In the third seat behind that fairly large student sat Jenna Parker. Just like the rest of them, she had hair of gold. Just like the rest of them, she came some small town right outside of Wichita Falls or Oklahoma City. She was always surrounded Stacey and Madison. Neither of them could I stand for more than a minute. But Jenna was ok. The three of them were best friends for ever (or at least so they thought). They always played with one another’s hair.
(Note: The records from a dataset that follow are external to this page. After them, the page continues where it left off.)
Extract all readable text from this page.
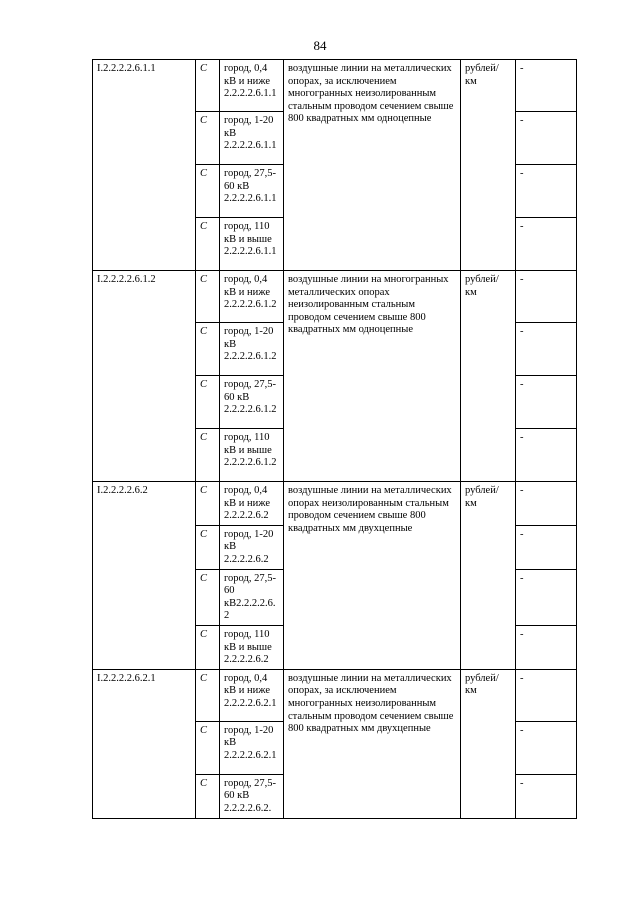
84
I.2.2.2.2.6.1.1	С	город, 0,4 кВ и ниже 2.2.2.2.6.1.1	воздушные линии на металлических опорах, за исключением многогранных неизолированным стальным проводом сечением свыше 800 квадратных мм одноцепные	рублей/ км	-
	С	город, 1-20 кВ 2.2.2.2.6.1.1			-
	С	город, 27,5-60 кВ 2.2.2.2.6.1.1			-
	С	город, 110 кВ и выше 2.2.2.2.6.1.1			-
I.2.2.2.2.6.1.2	С	город, 0,4 кВ и ниже 2.2.2.2.6.1.2	воздушные линии на многогранных металлических опорах неизолированным стальным проводом сечением свыше 800 квадратных мм одноцепные	рублей/ км	-
	С	город, 1-20 кВ 2.2.2.2.6.1.2			-
	С	город, 27,5-60 кВ 2.2.2.2.6.1.2			-
	С	город, 110 кВ и выше 2.2.2.2.6.1.2			-
I.2.2.2.2.6.2	С	город, 0,4 кВ и ниже 2.2.2.2.6.2	воздушные линии на металлических опорах неизолированным стальным проводом сечением свыше 800 квадратных мм двухцепные	рублей/ км	-
	С	город, 1-20 кВ 2.2.2.2.6.2			-
	С	город, 27,5-60 кВ2.2.2.2.6.2			-
	С	город, 110 кВ и выше 2.2.2.2.6.2			-
I.2.2.2.2.6.2.1	С	город, 0,4 кВ и ниже 2.2.2.2.6.2.1	воздушные линии на металлических опорах, за исключением многогранных неизолированным стальным проводом сечением свыше 800 квадратных мм двухцепные	рублей/ км	-
	С	город, 1-20 кВ 2.2.2.2.6.2.1			-
	С	город, 27,5-60 кВ 2.2.2.2.6.2.			-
They wore pink shirts and sweaters that Kappa Kappa Gamma.

Last week, after we made love for the second time that night, Jenna explained to me that Kappa Kappa Gamma was amongst the oldest sororities in America. Founded on some university campus right around Illinois sometime around 1870, the Kappa sorority was amongst the oldest and largest sororities in the world.

I did not care much for her history lesson. I simply flipped her around.

She rolled me a joint and I promised to give them all an A for the semester. That is, I agreed to give Jenna and Stacey an A. Madison would have to settled for a B-, I could not stand anything and everything that she stood for.

After the semester was over, Jenna went back to Justin, her old high school sweetheart. Justin was an All American and I was not. Justin was one of them and I was foreign.

Jenna did not care about mount Kilimanjaro nor did she care about Pythagoras of Samos. Jenna was young and her breasts stood firm and substantial.

As the summer session came around, she and Justin went back to Wichita Falls. I flew back to New York City to meet up with the guys.

It was there on the bar down at Harry’s on Sullivan Street that Katie came around.

Can I buy you a drink?

But she did not need one. She was keeping away from the yellow stuff for a few weeks just to clean out her system, at least that was what the doctor told her to do.

I bought myself another round.

Katie did not like for me to be on top, she wanted to be in charge. As she climbed up and down , from side to side and all around, I ignored her grunts and closed my eyes. As she pulled her nails across my flesh, I thought about that first time that we met, down at the Blue Bonnet Bar on Norman’s Main Street. It was a cold Saturday night in Oklahoma and Jenna was wearing a pink jacket that wore ΚΚΓ across it side.

So what do you do Mr? She asked.

A few weeks later, Jenna and her friends registered for my class.